In 2010 I moved to my current position in the Netherlands, working for the UN in the Prosecutor’s Office at the war crimes tribunal for the former Yugoslavia. For someone who believes strongly in the notion of international justice, it is indeed rewarding to play even a small role in seeking accountability for crimes committed on such a massive scale. However, I am not blind to the perceived (and real) shortcomings and criticisms of war crimes tribunals. Being both reflective and self-critical is necessary in this line of work. Despite this, travelling to Bosnia and seeing first-hand the execution sites of the 1995 Srebrenica massacre was, for me, a stark reminder of why this work remains necessary and important.
Over the last year I have become involved with the Himalayan Community Project (HCP), a non-governmental organisation founded to promote educational initiatives in rural villages in Nepal. The vision for HCP came from the work of its two Nepali founding members, who work in Kathmandu and dedicate their spare time to promoting education and development in their home villages of Achane and Muchok. HCP now operates from Nepal, the US and the Netherlands. I serve on the HCP Board of Directors and am involved with fundraising, publicity and management of our campaigns. HCP is a small organisation, and we all work as volunteers. It is a collaborative effort where family and friends have all donated their time, expertise and energy when they can.

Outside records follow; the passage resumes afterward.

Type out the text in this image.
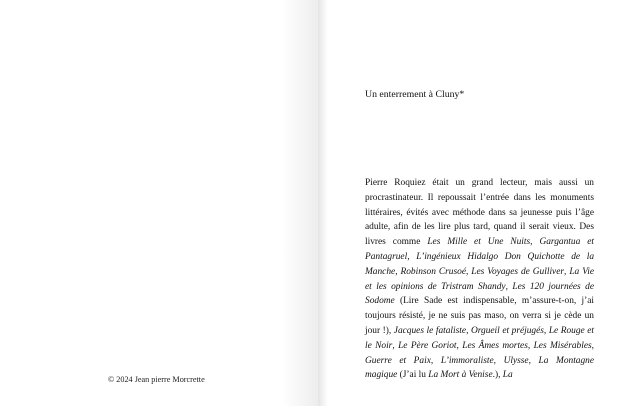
© 2024 Jean pierre Morcrette
Un enterrement à Cluny*

Pierre Roquiez était un grand lecteur, mais aussi un procrastinateur. Il repoussait l’entrée dans les monuments littéraires, évités avec méthode dans sa jeunesse puis l’âge adulte, afin de les lire plus tard, quand il serait vieux. Des livres comme Les Mille et Une Nuits, Gargantua et Pantagruel, L’ingénieux Hidalgo Don Quichotte de la Manche, Robinson Crusoé, Les Voyages de Gulliver, La Vie et les opinions de Tristram Shandy, Les 120 journées de Sodome (Lire Sade est indispensable, m’assure-t-on, j’ai toujours résisté, je ne suis pas maso, on verra si je cède un jour !), Jacques le fataliste, Orgueil et préjugés, Le Rouge et le Noir, Le Père Goriot, Les Âmes mortes, Les Misérables, Guerre et Paix, L’immoraliste, Ulysse, La Montagne magique (J’ai lu La Mort à Venise.), La
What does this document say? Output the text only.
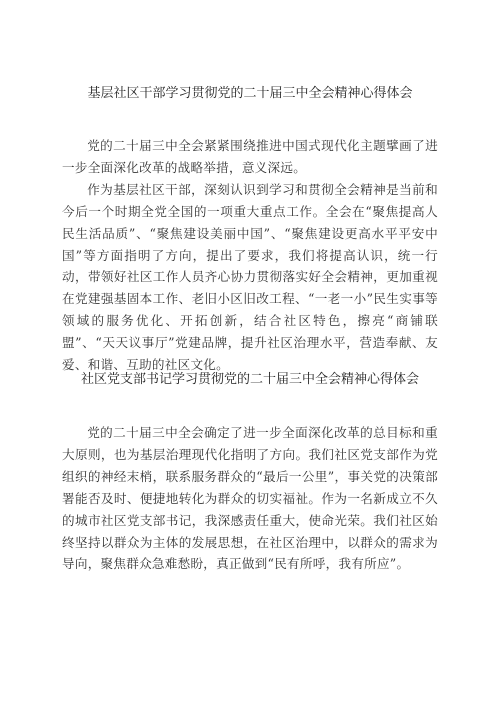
基层社区干部学习贯彻党的二十届三中全会精神心得体会

党的二十届三中全会紧紧围绕推进中国式现代化主题擘画了进一步全面深化改革的战略举措，意义深远。

作为基层社区干部，深刻认识到学习和贯彻全会精神是当前和今后一个时期全党全国的一项重大重点工作。全会在“聚焦提高人民生活品质”、“聚焦建设美丽中国”、“聚焦建设更高水平平安中国”等方面指明了方向，提出了要求，我们将提高认识，统一行动，带领好社区工作人员齐心协力贯彻落实好全会精神，更加重视在党建强基固本工作、老旧小区旧改工程、“一老一小”民生实事等领域的服务优化、开拓创新，结合社区特色，擦亮“商铺联盟”、“天天议事厅”党建品牌，提升社区治理水平，营造奉献、友爱、和谐、互助的社区文化。

社区党支部书记学习贯彻党的二十届三中全会精神心得体会

党的二十届三中全会确定了进一步全面深化改革的总目标和重大原则，也为基层治理现代化指明了方向。我们社区党支部作为党组织的神经末梢，联系服务群众的“最后一公里”，事关党的决策部署能否及时、便捷地转化为群众的切实福祉。作为一名新成立不久的城市社区党支部书记，我深感责任重大，使命光荣。我们社区始终坚持以群众为主体的发展思想，在社区治理中，以群众的需求为导向，聚焦群众急难愁盼，真正做到“民有所呼，我有所应”。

Helping manage an NGO has been a challenge. The learning curve has been steep and we realised quickly that we need to constantly revise our working model to remain responsive to the village communities we aim to support. Yet we have set about creating discrete, achievable goals and we’re already seeing the fruits of our hard work making a small difference in the lives of Nepali school children. More information on HCP can be found at www.himalayancommunityproject.org
Looking back, I don’t see the Fulbright Scholarship as an “award” or a “reward” for achievements of the past, but an opportunity to build something for the future. But with such opportunity comes a strong sense of obligation. I recognise I’ve been incredibly fortunate to have enjoyed the benefits of education, the chance to travel, engage in meaningful work and to meet interesting, talented and inspiring people. Yet, only a few years into my career, I feel far from “accomplished”. While it is gratifying to reflect on the doors that Fulbright has opened, there is a more pressing urge to look forward. As Fulbright Scholars, we have been afforded a unique privilege to venture into the world and become vocal and active members of the global community, using the abilities we have as a force for change and for good. While it is important to contemplate from time to time how fortunate we are to have been bestowed this privilege, it is more important to channel that gratitude into something meaningful – the world awaits and there is work to be done!